Assistindo aos primeiros jogos, fiquei pensando na quantidade de contratos que fazem esse evento acontecer.

Daí, reparei que o futebol não é o retrato de um acordo entre iguais e resolvi aproveitar o embalo da Copa para me divertir um pouco na analogia entre futebol e contratos.

Veja bem, no futebol as regras preexistem aos jogadores e aos times e ninguém entra em campo negociando o tamanho do gol, por exemplo.

Nos contratos empresariais seguimos uma lógica semelhante. Ninguém negocia boa-fé, transparência e cooperação, esses já são requisitos intrínsecos à própria ideia de contratos.

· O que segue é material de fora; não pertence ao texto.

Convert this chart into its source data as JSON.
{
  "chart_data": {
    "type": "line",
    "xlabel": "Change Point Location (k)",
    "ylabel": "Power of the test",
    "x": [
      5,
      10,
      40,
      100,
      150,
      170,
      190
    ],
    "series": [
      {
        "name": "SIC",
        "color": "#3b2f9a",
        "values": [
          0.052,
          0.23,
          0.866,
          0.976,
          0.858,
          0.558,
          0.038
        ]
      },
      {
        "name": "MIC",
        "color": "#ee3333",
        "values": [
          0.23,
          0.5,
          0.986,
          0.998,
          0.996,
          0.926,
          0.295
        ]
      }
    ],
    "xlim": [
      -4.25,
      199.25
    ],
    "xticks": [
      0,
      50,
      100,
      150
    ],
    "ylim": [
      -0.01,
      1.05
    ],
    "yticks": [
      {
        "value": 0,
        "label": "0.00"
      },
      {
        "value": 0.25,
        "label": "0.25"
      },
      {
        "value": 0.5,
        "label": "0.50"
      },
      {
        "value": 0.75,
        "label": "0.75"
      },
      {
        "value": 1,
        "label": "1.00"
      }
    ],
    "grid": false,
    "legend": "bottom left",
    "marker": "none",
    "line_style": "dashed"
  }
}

Repare que nenhum desses três princípios existe para deixar a negociação gentil, e sim para que ela seja justa. Mas justo aqui quer dizer leal, não equilibrado. Os princípios garantem que ninguém vença trapaceando.

No futebol, ninguém parte da premissa de que os dois times entram em campo em igualdade absoluta. Cada equipe tem suas forças, suas faltas, sua estratégia, seu repertório e sua leitura do adversário. Entretanto, para essa assimetria funcionar sem cruzar limites, existem regras e condutas esperadas de cada uma das partes.

Nas negociações contratuais, acontece a mesma coisa. As partes podem estar em posições opostas, defender interesses distintos e buscar o melhor resultado possível para si. Mas a oposição não transforma a mesa em um ambiente sem parâmetros.

A ideia de que as partes precisam chegar a um acordo vantajoso para ambas é uma das confusões mais comuns quando se fala em negociações contratuais.

Um acordo não quer dizer que elas sairão da mesa com ganhos equivalentes.

Boa-fé, transparência e cooperação são os princípios que servem à negociação e ao contrato, não para tornar a negociação ingênua, nem para exigir que uma parte abra mão da própria posição, mas para impedir que a busca por vantagem comprometa a legitimidade do acordo que se pretende firmar.

No futebol e nos contratos, uma parte pode até sair em melhor posição. O que ela não pode é quebrar as regras.